New York Post
Artwork of late Moroccan painter the center of lawsuit
Ahmed Yacoubi – He died in relative obscurity in Manhattan, but the works of a Moroccan painter, who once hobnobbed with the likes of fabled Beat poet Allen Ginsberg and socialite Peggy Guggenheim, are now the subject of a fierce court battle since they greatly increased in value when his native government posthumously dubbed him a cultural ambassador. Ahmed Yacoubi, born to a family of healers, became a jet-setting artist in the 1950s after meeting Guggenheim, who purchased his work for her private collection. The thrice-divorced Yacoubi settled above a theater on the Lower East Side in 1976, where he lived with artist Carol Cannon until shortly before he died in 1985 of lung cancer. He left no will. Just last year, the painter’s son and sole heir, Soufian Yacoubi, a police chief in Fez, sued Cannon for $400,000 in artwork, which he claims she has been selling online. “She knew he had a son. She didn’t have any right,” to sell the pieces, said Larsen Krim, the Manhattan-based executor of the estate who represents Soufian in the United States. Cannon counters in court papers that she is responsible for the late artist’s new posthumous fame. Krim acknowledged in an interview that Cannon was the one who wrote to Morocco’s King Mohammed VI — a recognized patron of the arts — and gave him one of Ahmed Yacoubi’s largest paintings. After the gesture, the king had Yacoubi’s body exhumed from a New Jersey cemetery in 2009 and returned to his native country, where he was given a state funeral.
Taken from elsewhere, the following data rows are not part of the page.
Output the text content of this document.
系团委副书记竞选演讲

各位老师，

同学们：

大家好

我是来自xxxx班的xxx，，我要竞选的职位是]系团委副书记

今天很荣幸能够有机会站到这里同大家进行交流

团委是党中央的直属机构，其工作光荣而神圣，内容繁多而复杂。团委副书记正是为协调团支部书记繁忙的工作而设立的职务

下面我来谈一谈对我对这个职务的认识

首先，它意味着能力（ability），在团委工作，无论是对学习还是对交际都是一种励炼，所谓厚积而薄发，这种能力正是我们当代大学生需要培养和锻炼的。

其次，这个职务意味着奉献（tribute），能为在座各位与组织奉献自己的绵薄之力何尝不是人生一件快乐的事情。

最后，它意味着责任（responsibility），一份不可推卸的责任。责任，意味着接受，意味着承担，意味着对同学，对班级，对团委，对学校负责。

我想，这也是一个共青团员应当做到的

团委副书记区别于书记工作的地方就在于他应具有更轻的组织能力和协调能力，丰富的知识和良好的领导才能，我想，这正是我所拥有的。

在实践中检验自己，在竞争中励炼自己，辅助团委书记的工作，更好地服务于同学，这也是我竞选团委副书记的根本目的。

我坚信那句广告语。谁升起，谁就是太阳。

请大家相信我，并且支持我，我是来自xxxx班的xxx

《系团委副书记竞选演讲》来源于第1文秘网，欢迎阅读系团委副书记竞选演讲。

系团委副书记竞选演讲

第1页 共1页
While Krim and Soufian Yacoubi accuse Cannon of swiping Ahmed Yacoubi’s trove of works after he died, she claims she later purchased the collection from the estate of his daughter, who died in London in 2003. “I never took a single thing,” said Cannon. In court papers she calls Soufian “the alleged son of the artist” and notes that he surfaced only after the state funeral. Krim believes Cannon has roughly 50 pieces worth as much as $50,000 each. Cannon declined to comment on the collection, saying only that her goal is to preserve the works for a retrospective. She admitted to having sold a few smaller sketches to pay for climate-controlled storage and a Web site dedicated to the artist’s legacy. Today, Yacoubi’s works hang in MoMA and La Musée d’Art Moderne in Paris.